During the summer months when children are on vacation from school, the likelihood that some of them will be spending more time behind the wheel increases. With that increase of driving frequency, the chance of an auto accident may also increase.
If a young person was involved and driving a vehicle he or she did not own, the question as to whether his or her parents may be held responsible for letting him or her drive it may arise. The legal basis for such a claim is a variation of vicarious liability called negligent entrustment; and in the case of a parent letting a child drive a car which he or she gets into an accident with, it also goes by the description, the family car doctrine.
This post provides only an overview of the concept of negligent entrustment. Proving a case of negligent entrustment can be a complex matter and is highly fact-specific.

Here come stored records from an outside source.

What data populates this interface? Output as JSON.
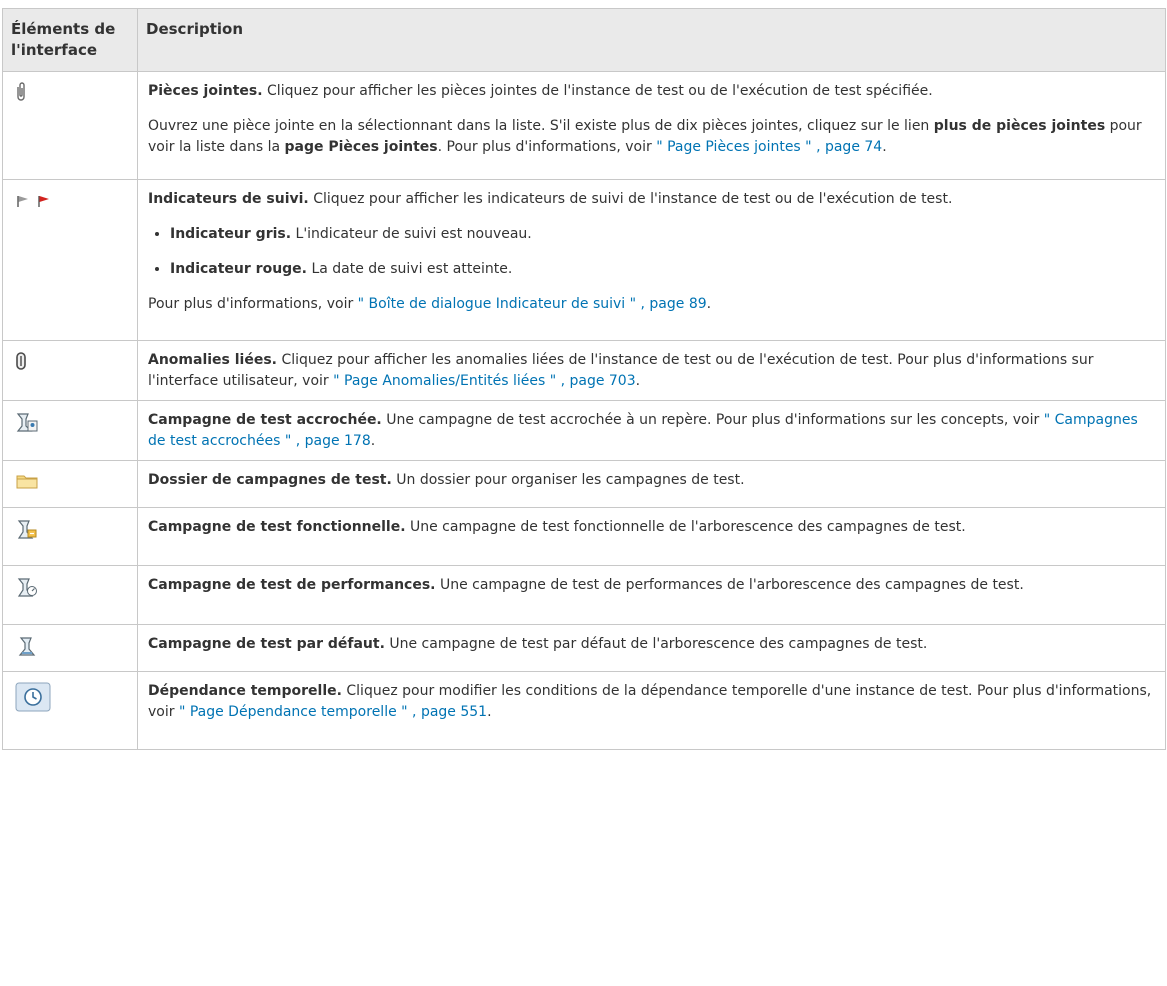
{
  "table": {
    "header": {
      "col1": "Éléments de l'interface",
      "col2": "Description"
    },
    "rows": [
      {
        "icon": "attachment-icon",
        "title": "Pièces jointes.",
        "text1": " Cliquez pour afficher les pièces jointes de l'instance de test ou de l'exécution de test spécifiée.",
        "p2_a": "Ouvrez une pièce jointe en la sélectionnant dans la liste. S'il existe plus de dix pièces jointes, cliquez sur le lien ",
        "p2_b": "plus de pièces jointes",
        "p2_c": " pour voir la liste dans la ",
        "p2_d": "page Pièces jointes",
        "p2_e": ". Pour plus d'informations, voir ",
        "p2_link": "\" Page Pièces jointes \" , page 74",
        "p2_end": "."
      },
      {
        "icon": "follow-up-flags-icon",
        "title": "Indicateurs de suivi.",
        "text1": " Cliquez pour afficher les indicateurs de suivi de l'instance de test ou de l'exécution de test.",
        "bullets": [
          {
            "term": "Indicateur gris.",
            "text": " L'indicateur de suivi est nouveau."
          },
          {
            "term": "Indicateur rouge.",
            "text": " La date de suivi est atteinte."
          }
        ],
        "p3_a": "Pour plus d'informations, voir ",
        "p3_link": "\" Boîte de dialogue Indicateur de suivi \" , page 89",
        "p3_end": "."
      },
      {
        "icon": "linked-defects-icon",
        "title": "Anomalies liées.",
        "text1": " Cliquez pour afficher les anomalies liées de l'instance de test ou de l'exécution de test. Pour plus d'informations sur l'interface utilisateur, voir ",
        "link": "\" Page Anomalies/Entités liées \" , page 703",
        "end": "."
      },
      {
        "icon": "pinned-test-set-icon",
        "title": "Campagne de test accrochée.",
        "text1": " Une campagne de test accrochée à un repère. Pour plus d'informations sur les concepts, voir ",
        "link": "\" Campagnes de test accrochées \" , page 178",
        "end": "."
      },
      {
        "icon": "test-set-folder-icon",
        "title": "Dossier de campagnes de test.",
        "text1": " Un dossier pour organiser les campagnes de test."
      },
      {
        "icon": "functional-test-set-icon",
        "title": "Campagne de test fonctionnelle.",
        "text1": " Une campagne de test fonctionnelle de l'arborescence des campagnes de test."
      },
      {
        "icon": "performance-test-set-icon",
        "title": "Campagne de test de performances.",
        "text1": " Une campagne de test de performances de l'arborescence des campagnes de test."
      },
      {
        "icon": "default-test-set-icon",
        "title": "Campagne de test par défaut.",
        "text1": " Une campagne de test par défaut de l'arborescence des campagnes de test."
      },
      {
        "icon": "time-dependency-icon",
        "title": "Dépendance temporelle.",
        "text1": " Cliquez pour modifier les conditions de la dépendance temporelle d'une instance de test. Pour plus d'informations, voir ",
        "link": "\" Page Dépendance temporelle \" , page 551",
        "end": "."
      }
    ]
  }
}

Texas is one state that recognizes the claim of negligent entrustment for car accidents. To prevail in court on such a claim, the plaintiff must meet the following elements:
- The owner of the vehicle must have entrusted it to the person driving it at the time of the accident;
- The driver must have been unlicensed, reckless or incompetent, and the owner knew, or should have known of that unlicensed status, recklessness or incompetence;
- The driver was negligent at the time of the accident, and that negligence was the proximate cause of the accident.
What can be of interest in the elements above is the simultaneous application of recklessness and negligence standards. For example, although it may need to be shown that the parents knew that their child was prone to recklessness at the time they gave him or her car keys, the conduct leading to the accident itself need only be negligent and not reckless.
If negligent entrustment is proven in a car accident, then the parents can be held liable for a car accident that their child gets into.